Time for another example. How can we swap the arguments to outer product just using rank (so no ⍨
or ⍉
)? In other words, go from this:
1 2 3∘.×1 2 3 4 5
1 2 3 4 5 2 4 6 8 10 3 6 9 12 15
to this:
1 2 3 4 5∘.×1 2 3
1 2 3 2 4 6 3 6 9 4 8 12 5 10 15
The first thing to note is that we can express the starting product as “each element to the left times the whole thing on the right”:
1 2 3×⍤0 1⊢1 2 3 4 5
1 2 3 4 5 2 4 6 8 10 3 6 9 12 15
The reversed argument order then becomes “the whole thing on the left times each element to the right”, or simply the reversed rank:
1 2 3×⍤1 0⊢1 2 3 4 5
1 2 3 2 4 6 3 6 9 4 8 12 5 10 15
A really useful function (let’s call it “Sane Indexing” or “Select”) is to select the major cells of the right argument as indexed by the left argument.
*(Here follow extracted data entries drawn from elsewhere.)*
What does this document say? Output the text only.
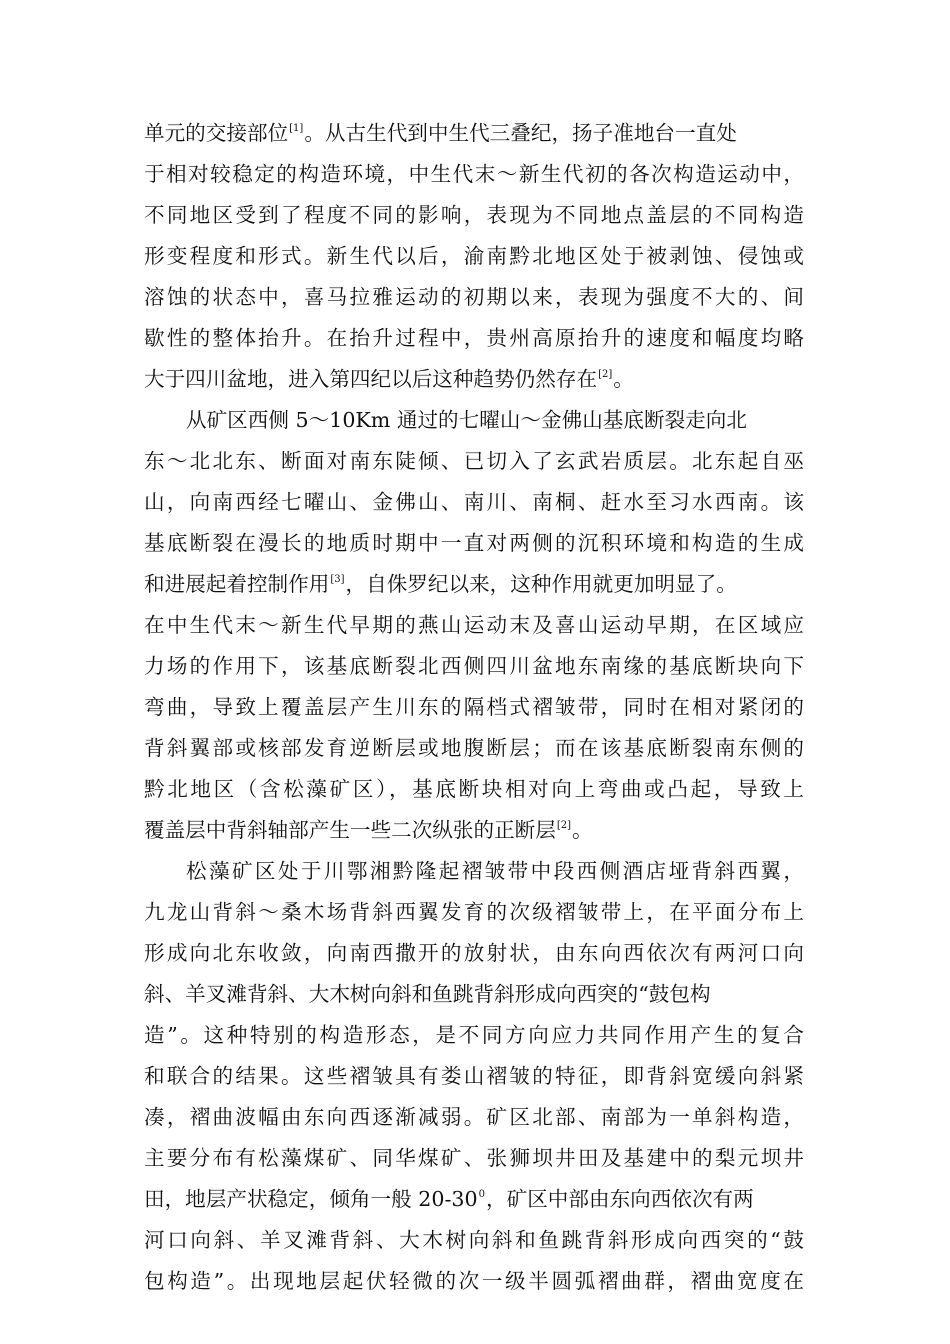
单元的交接部位[1]。从古生代到中生代三叠纪，扬子准地台一直处
于相对较稳定的构造环境，中生代末～新生代初的各次构造运动中，
不同地区受到了程度不同的影响，表现为不同地点盖层的不同构造
形变程度和形式。新生代以后，渝南黔北地区处于被剥蚀、侵蚀或
溶蚀的状态中，喜马拉雅运动的初期以来，表现为强度不大的、间
歇性的整体抬升。在抬升过程中，贵州高原抬升的速度和幅度均略
大于四川盆地，进入第四纪以后这种趋势仍然存在[2]。
从矿区西侧 5～10Km 通过的七曜山～金佛山基底断裂走向北
东～北北东、断面对南东陡倾、已切入了玄武岩质层。北东起自巫
山，向南西经七曜山、金佛山、南川、南桐、赶水至习水西南。该
基底断裂在漫长的地质时期中一直对两侧的沉积环境和构造的生成
和进展起着控制作用[3]，自侏罗纪以来，这种作用就更加明显了。
在中生代末～新生代早期的燕山运动末及喜山运动早期，在区域应
力场的作用下，该基底断裂北西侧四川盆地东南缘的基底断块向下
弯曲，导致上覆盖层产生川东的隔档式褶皱带，同时在相对紧闭的
背斜翼部或核部发育逆断层或地腹断层；而在该基底断裂南东侧的
黔北地区（含松藻矿区），基底断块相对向上弯曲或凸起，导致上
覆盖层中背斜轴部产生一些二次纵张的正断层[2]。
松藻矿区处于川鄂湘黔隆起褶皱带中段西侧酒店垭背斜西翼，
九龙山背斜～桑木场背斜西翼发育的次级褶皱带上，在平面分布上
形成向北东收敛，向南西撒开的放射状，由东向西依次有两河口向
斜、羊叉滩背斜、大木树向斜和鱼跳背斜形成向西突的“鼓包构
造”。这种特别的构造形态，是不同方向应力共同作用产生的复合
和联合的结果。这些褶皱具有娄山褶皱的特征，即背斜宽缓向斜紧
凑，褶曲波幅由东向西逐渐减弱。矿区北部、南部为一单斜构造，
主要分布有松藻煤矿、同华煤矿、张狮坝井田及基建中的梨元坝井
田，地层产状稳定，倾角一般 $20-30^0$，矿区中部由东向西依次有两
河口向斜、羊叉滩背斜、大木树向斜和鱼跳背斜形成向西突的“鼓
包构造”。出现地层起伏轻微的次一级半圆弧褶曲群，褶曲宽度在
For example, 2 3 1 2 Select 'abcdef'
would give 'bcab'
. Squad indexing, ⌷
, only lets you choose a single major cell. Can we define Select
in terms of ⌷
with the help or rank? We need to pair each element from the left argument with the whole of the right argument, whatever rank it may be:
Select←⌷⍤0 99
2 3 1 2 Select 'abcdef'
bcab
We could, in fact, have used any number greater than Dyalog’s max rank (15) to represent the full rank of the argument, but 99 has come to be used for this purpose. It is actually fairly common to want the target rank to be dependent on the argument rank. For that purpose, ⍤
allows you to specify a negative number, which means that the target rank is that number subtracted from the argument rank. So f⍤¯1 ¯2
is the same as
{⍺ f⍤(¯1+≢⍴⍺)(¯2+≢⍴⍵)⊢⍵}
You can also mix-and-match positive and negative ranks.